王城の広場での大騒ぎを直ちに嗅ぎつけ、ザンクを破滅させた「正体不明の若造(幻術士)」を秘密裏に始末するために派遣されてきたのだろう。
彼もまた、俺を殺した10人の仲間の一人。
裏社会の汚れ仕事を一手に引き受け、自分たちに反対する貴族や平民を闇から闇へ葬り去ってきた、漆黒の刃――【暗殺者】のゲイルだ。
スマホの画面を拡大すると、赤い熱源が建物の屋上から音もなく飛び降り、俺の歩幅に完全に呼吸を合わせながら、背後へと忍び寄ってくる軌跡が克明に記録されていた。
彼は今、自身の誇る最強の隠密スキルで、俺の背後を完全に取ったと確信しているはずだ。
彼の技術は確かにこの世界では群を抜いている。魔王軍の幹部クラスですら、彼の接近に気づく前に首を落とされたことがあった。(もっとも、それは俺がこっそり環境制御のサポート魔法をかけていたからだが、本人は自身の力だと信じて疑っていない)
彼は今、猛毒の塗られた短剣を構え、自分の姿が完全に周囲の暗闇に溶け込んでいるとほくそ笑んでいるはずだ。ターゲットである俺が、何も気づかずにのんきに歩いている無能な魔術師だと見下しながら。
だが、それは彼が「魔法と剣の世界の常識」しか知らないからこその、致命的な勘違いである。
どれほど高度な魔法やスキルで光を屈折させて視覚を誤魔化し、音や魔力の波長を消し去ろうと、人間である以上、生きている限り「体温(熱)」を消すことは絶対にできない。
心臓が動き、血液が体内を巡っている限り、生体は赤外線を放射し続けるのだ。
現代兵器である赤外線センサー(サーモグラフィーカメラ)と、それを脳内でリアルタイムに処理する大賢者の空間把握能力の前では、彼の自慢の隠密スキルなど、真っ暗闇の中でピカピカと光る蛍光塗料を全身に塗って踊っているのと同じくらい「丸見え」なのである。
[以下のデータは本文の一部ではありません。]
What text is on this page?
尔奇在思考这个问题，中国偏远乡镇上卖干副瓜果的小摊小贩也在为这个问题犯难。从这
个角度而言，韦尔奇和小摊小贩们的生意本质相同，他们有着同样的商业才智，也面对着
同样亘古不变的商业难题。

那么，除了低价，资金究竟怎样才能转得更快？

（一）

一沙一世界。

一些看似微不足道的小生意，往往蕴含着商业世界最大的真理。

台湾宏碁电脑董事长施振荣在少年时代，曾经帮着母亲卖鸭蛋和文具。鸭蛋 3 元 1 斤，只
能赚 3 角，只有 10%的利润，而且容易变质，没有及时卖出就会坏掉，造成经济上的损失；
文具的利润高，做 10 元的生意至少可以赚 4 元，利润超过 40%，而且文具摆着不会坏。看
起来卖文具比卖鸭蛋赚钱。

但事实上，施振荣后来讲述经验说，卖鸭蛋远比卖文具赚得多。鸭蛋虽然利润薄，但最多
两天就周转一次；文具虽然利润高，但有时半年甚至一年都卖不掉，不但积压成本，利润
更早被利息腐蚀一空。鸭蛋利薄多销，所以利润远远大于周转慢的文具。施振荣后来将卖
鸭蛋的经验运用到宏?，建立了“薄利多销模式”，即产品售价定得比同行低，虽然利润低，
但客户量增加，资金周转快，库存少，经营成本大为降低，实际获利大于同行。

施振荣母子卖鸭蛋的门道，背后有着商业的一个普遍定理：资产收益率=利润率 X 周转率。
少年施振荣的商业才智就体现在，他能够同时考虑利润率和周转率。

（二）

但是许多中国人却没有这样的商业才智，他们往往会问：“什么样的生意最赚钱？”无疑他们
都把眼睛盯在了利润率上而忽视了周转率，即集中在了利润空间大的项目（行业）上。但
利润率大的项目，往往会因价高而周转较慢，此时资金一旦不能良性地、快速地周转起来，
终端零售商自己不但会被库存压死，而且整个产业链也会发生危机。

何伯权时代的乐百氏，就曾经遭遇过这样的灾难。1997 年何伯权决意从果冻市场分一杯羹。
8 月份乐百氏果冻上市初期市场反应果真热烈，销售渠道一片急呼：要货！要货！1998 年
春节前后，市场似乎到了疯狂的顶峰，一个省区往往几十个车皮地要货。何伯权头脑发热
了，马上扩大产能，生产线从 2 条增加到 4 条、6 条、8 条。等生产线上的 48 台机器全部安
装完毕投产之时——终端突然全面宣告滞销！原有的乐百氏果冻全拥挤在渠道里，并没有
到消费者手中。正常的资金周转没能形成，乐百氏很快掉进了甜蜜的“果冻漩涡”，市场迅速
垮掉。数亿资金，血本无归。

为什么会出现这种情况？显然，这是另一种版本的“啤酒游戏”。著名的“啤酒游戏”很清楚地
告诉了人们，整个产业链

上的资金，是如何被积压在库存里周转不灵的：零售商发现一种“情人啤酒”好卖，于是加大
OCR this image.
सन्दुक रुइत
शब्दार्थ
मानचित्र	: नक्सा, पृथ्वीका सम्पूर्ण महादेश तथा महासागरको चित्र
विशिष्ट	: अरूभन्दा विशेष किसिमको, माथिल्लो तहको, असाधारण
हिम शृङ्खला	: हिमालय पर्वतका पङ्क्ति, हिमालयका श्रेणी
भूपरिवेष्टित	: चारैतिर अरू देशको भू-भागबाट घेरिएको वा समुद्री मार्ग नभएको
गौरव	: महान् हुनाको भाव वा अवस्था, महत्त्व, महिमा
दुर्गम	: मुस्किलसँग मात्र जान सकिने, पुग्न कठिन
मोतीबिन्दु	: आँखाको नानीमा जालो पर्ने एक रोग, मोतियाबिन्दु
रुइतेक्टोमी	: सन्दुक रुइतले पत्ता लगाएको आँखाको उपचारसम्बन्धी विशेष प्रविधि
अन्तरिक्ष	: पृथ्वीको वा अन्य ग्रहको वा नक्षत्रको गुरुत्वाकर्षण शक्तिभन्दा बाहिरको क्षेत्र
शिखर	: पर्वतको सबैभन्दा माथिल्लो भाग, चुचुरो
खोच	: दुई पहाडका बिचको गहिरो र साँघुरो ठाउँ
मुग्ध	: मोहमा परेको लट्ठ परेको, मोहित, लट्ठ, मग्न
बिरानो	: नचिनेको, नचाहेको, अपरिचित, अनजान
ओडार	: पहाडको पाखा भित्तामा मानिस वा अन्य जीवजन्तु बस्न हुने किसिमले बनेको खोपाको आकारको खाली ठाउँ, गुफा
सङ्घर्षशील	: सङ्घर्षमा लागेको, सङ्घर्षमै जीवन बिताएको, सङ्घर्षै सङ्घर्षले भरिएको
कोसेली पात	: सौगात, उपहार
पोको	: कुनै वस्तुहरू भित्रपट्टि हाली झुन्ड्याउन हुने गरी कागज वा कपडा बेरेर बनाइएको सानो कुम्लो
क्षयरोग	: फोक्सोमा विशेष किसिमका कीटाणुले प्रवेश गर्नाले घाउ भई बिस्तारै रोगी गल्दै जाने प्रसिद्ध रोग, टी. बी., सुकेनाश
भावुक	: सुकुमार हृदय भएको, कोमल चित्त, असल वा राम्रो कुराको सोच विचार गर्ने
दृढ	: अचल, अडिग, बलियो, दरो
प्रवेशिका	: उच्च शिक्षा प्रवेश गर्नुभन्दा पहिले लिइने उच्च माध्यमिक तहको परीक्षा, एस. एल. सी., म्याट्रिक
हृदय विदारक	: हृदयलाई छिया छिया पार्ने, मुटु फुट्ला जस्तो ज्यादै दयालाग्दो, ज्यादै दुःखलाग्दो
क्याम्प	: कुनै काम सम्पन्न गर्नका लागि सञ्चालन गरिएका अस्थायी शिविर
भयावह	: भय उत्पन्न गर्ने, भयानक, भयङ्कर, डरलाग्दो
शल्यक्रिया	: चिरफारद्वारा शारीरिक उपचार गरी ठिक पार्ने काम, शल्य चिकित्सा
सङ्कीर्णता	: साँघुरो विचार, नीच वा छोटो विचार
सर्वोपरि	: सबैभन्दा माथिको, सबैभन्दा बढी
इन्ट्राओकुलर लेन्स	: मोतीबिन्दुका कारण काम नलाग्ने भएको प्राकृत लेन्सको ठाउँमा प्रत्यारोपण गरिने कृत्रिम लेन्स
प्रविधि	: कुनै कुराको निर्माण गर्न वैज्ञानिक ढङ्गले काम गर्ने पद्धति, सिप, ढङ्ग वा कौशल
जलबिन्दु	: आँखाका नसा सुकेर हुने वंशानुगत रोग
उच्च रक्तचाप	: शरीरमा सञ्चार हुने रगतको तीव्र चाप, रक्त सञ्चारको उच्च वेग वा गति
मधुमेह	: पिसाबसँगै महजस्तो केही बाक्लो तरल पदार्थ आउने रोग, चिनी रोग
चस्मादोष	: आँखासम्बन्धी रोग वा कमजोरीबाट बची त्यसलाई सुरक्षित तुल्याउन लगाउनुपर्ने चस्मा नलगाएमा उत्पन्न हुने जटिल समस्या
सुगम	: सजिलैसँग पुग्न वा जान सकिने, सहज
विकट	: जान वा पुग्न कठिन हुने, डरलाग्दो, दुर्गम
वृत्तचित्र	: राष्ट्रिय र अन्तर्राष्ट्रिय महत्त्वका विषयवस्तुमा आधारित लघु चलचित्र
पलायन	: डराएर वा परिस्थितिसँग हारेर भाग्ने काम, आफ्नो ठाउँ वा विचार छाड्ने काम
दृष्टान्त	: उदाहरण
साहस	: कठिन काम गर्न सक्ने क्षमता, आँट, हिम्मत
スマホの画面の中で、赤い熱源(暗殺者ゲイル)が静かに右手を振り上げた。
手には、紫蜘蛛の猛毒が塗られたミスリルの短剣が握られていることだろう。
ターゲットの頸動脈を一撃で切り裂き、即死させるための最短かつ最適な軌道。
その刃が俺の首元へと突き出されようとした、まさにその瞬間。
俺は背を向けたまま、歩みをピタリと止め、氷のように冷たい声で言い放った。
「そこからだと、俺の『魔力障壁』すら抜けませんよ。……暗殺者殿」
「なっ……!?」
誰もいないはずの虚空から、ゲイルの驚愕と動揺に満ちた掠れ声が漏れた。
完璧な奇襲だったはずだ。気配は完全に消していた。ターゲットは振り返りすらしていない。それなのに、なぜ自分の存在が、位置が、そしてこれから放とうとしていた一撃すらも完全に見透かされているのか。
現代の科学の目と、大賢者の絶対的な知覚。
闇に潜むことを生業とし、己の技術に絶対の自信を持っていた暗殺者にとっての「最大の絶望」が、今、薄暗い路地裏で静かに幕を開けようとしていた。